Conversely, C++ compilers are free to introduce unnamed temporaries when
the compiler considers it necessary or convenient.

These rules can be easily summarized from the C++ programmers point of view:

"NEVER rely on unnamed temporaries to do anything you want them to do!"

How can one tell if one is relying on an unnamed temporary?  Simple, ask 
yourself if that object you think you're relying on has a name.  If so, what
is its name?  If it doesn't have a name, you CANNOT rely on it.  How then,
can one introduce a NAMED temporary?  The most common way is to use a named
local "auto" variable:

FOO FOO::operator + (int a) 
{ 
	FOO foo(*this);
	return foo += a; 
}

In this example the introduction of a named local variable "foo" forces a
copy of *this.  Adding a to foo then cannot modify *this.  The value "foo += a"
is in turn returned from "operator+" via unnamed temporary -- another issue 
which I will address below.

Another approach to giving a temporary a name is to assign a reference to it.
[ARM pg 268] A reference is just another way to give a name to an object:	

FOO FOO::operator + (int a)
{
	FOO& foo = FOO(*this);
	return foo += a;
}

I claim in this example that since the temporary created by FOO(*this) is 
bound to a name "foo", the compiler is not free to optimize it away.
However, this rule is subtle enough that you shouldn't be surprised if many
of today's C++ compilers screw it up.  Thus, I recommend the first approach.
Where the reference-to-a-temporary approach can be important however, is
in forcing a valid return object from a function:

	FOO foo;
	int a;
	....
	foo + a;  // which calls foo.operator+(a)
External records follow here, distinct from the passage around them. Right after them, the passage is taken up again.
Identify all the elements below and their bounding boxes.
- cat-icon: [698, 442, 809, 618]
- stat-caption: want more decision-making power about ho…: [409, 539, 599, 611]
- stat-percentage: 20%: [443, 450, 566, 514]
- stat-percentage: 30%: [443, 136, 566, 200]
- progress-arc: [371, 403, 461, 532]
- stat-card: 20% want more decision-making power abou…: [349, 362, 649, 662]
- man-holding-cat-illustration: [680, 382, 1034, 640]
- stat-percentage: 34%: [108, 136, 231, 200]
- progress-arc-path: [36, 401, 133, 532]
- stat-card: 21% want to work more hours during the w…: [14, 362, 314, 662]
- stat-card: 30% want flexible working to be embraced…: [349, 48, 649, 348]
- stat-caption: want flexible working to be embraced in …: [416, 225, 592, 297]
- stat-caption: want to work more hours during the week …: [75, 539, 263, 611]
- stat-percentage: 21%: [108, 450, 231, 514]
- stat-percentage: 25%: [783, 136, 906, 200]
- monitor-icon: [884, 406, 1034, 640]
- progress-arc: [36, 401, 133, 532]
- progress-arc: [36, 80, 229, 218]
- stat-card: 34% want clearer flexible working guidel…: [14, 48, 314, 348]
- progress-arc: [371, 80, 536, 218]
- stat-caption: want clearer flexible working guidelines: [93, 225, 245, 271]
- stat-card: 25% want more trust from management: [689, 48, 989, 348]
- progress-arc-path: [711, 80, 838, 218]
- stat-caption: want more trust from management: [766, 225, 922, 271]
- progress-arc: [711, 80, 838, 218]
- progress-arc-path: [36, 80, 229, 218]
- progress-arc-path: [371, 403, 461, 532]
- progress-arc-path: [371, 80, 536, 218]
This allows the compiler to "optimize away" the unnamed temporary used to return
the results from FOO FOO::operator+(int).  Whereas if you say:

	const FOO& namedvalue = foo + a;

then the compiler is forced to generate a valid temporary with the name
"namedvalue" which remains valid for the scope that "namedvalue" is valid
in.  [Note that such use of references to temporaries doesn't keep the 
temporaries alive indefinitely.  Since namedvalue is in the scope of the
call to the function, the temporary only stays alive as long as the scope
the function "operator+" is called in.  Also, function return values aren't
lvalues, so the reference assigned to it must be a const.]

In Summary:

1) NEVER rely on unnamed temporaries to do anything you want them to do.

2) ALWAYS introduce a named variable to force a copy.

3) COUNT ON finding C++ compilers today that screw up even these simple rules.